Errored messages sent to error exchange and end up on errored queue. this queue may have multiple types of messages e.g. schema validation, too many retries, invalid message, POR/POS details not able to find etc… some maybe recoverable and some may not be. e.g. Schema validation forever errored, but too many retries, maybe an issue with TCS or a dependant service. What to do with messages and message types is listed below.

When handling errors we need to consider, what can be fixed, what should be reported and timelyness.

Volume approx: 9k messages in about 5 weeks. 2k messages per week.

Classify by exception type:

-Schema validation, we want to clear from error queue and report using audit.

-Maximum retries, we want to keep in error queue and retry when appropriate.

-Invalid message within system, we want to keep and look at system.

-Other generic failures, we want to keep and look at system.

Need ticket to look at how we do above to clear down errors to only ones we will need to address. Do we use audit entirely for some of this?

What makes us look at these issues? Who looks at these? ( Support question)

High rate? High overall number? Time frame?

All of the above

Time frame - do we want a regular task to review? Look at known issues and unknown issues, should be resolving and clearing queue and looking at how we can improve categorisation and resolution in the system? Important kpi and health of system, do we want this as an intregral part of sprint? Do we use tech improvement work to look at this? Some of info is time sensitive, we have 12 week CoP etc… timeframe is good to ensure we dont hit that.

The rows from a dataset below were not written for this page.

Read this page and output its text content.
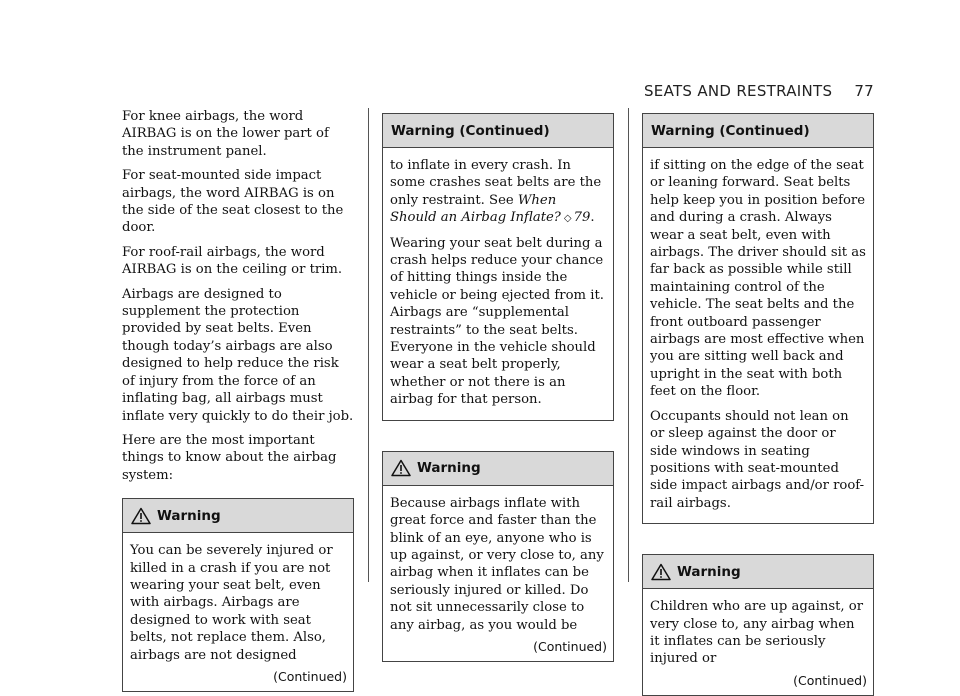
SEATS AND RESTRAINTS 77

For knee airbags, the word AIRBAG is on the lower part of the instrument panel.

For seat-mounted side impact airbags, the word AIRBAG is on the side of the seat closest to the door.

For roof-rail airbags, the word AIRBAG is on the ceiling or trim.

Airbags are designed to supplement the protection provided by seat belts. Even though today’s airbags are also designed to help reduce the risk of injury from the force of an inflating bag, all airbags must inflate very quickly to do their job.

Here are the most important things to know about the airbag system:

Warning

You can be severely injured or killed in a crash if you are not wearing your seat belt, even with airbags. Airbags are designed to work with seat belts, not replace them. Also, airbags are not designed

(Continued)
Warning (Continued)

to inflate in every crash. In some crashes seat belts are the only restraint. See When Should an Airbag Inflate? ◇ 79.

Wearing your seat belt during a crash helps reduce your chance of hitting things inside the vehicle or being ejected from it. Airbags are “supplemental restraints” to the seat belts. Everyone in the vehicle should wear a seat belt properly, whether or not there is an airbag for that person.

Warning

Because airbags inflate with great force and faster than the blink of an eye, anyone who is up against, or very close to, any airbag when it inflates can be seriously injured or killed. Do not sit unnecessarily close to any airbag, as you would be

(Continued)
Warning (Continued)

if sitting on the edge of the seat or leaning forward. Seat belts help keep you in position before and during a crash. Always wear a seat belt, even with airbags. The driver should sit as far back as possible while still maintaining control of the vehicle. The seat belts and the front outboard passenger airbags are most effective when you are sitting well back and upright in the seat with both feet on the floor.

Occupants should not lean on or sleep against the door or side windows in seating positions with seat-mounted side impact airbags and/or roof-rail airbags.

Warning

Children who are up against, or very close to, any airbag when it inflates can be seriously injured or

(Continued)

Do we need circuit breaker? probably not, timestamps used in processing, so should be ok.

HIgh rate and timeframe based checks. will be our starting point.

-Timeframe based checks, not sure what timeframe should be, to start lets have a dedicated task per sprint until we find a better way of doing this and learn as we go.

-High rate?

-How many rows per day? do we want a proportion of messages rather than absolute figure .e.g. in an hour we are looking at < x% error rate? Try as a benchmark and refine? look at how we produce numbers before deciding exact figure.

Ticket for producing this error rate and alerting? Look at what prometheus etc… is producing and whether we can tap into that?

What skills does someone need to look at this? : domain knowledge, business knowledge, technical knowledge? (Needs revisiting and discussion with wider team on this)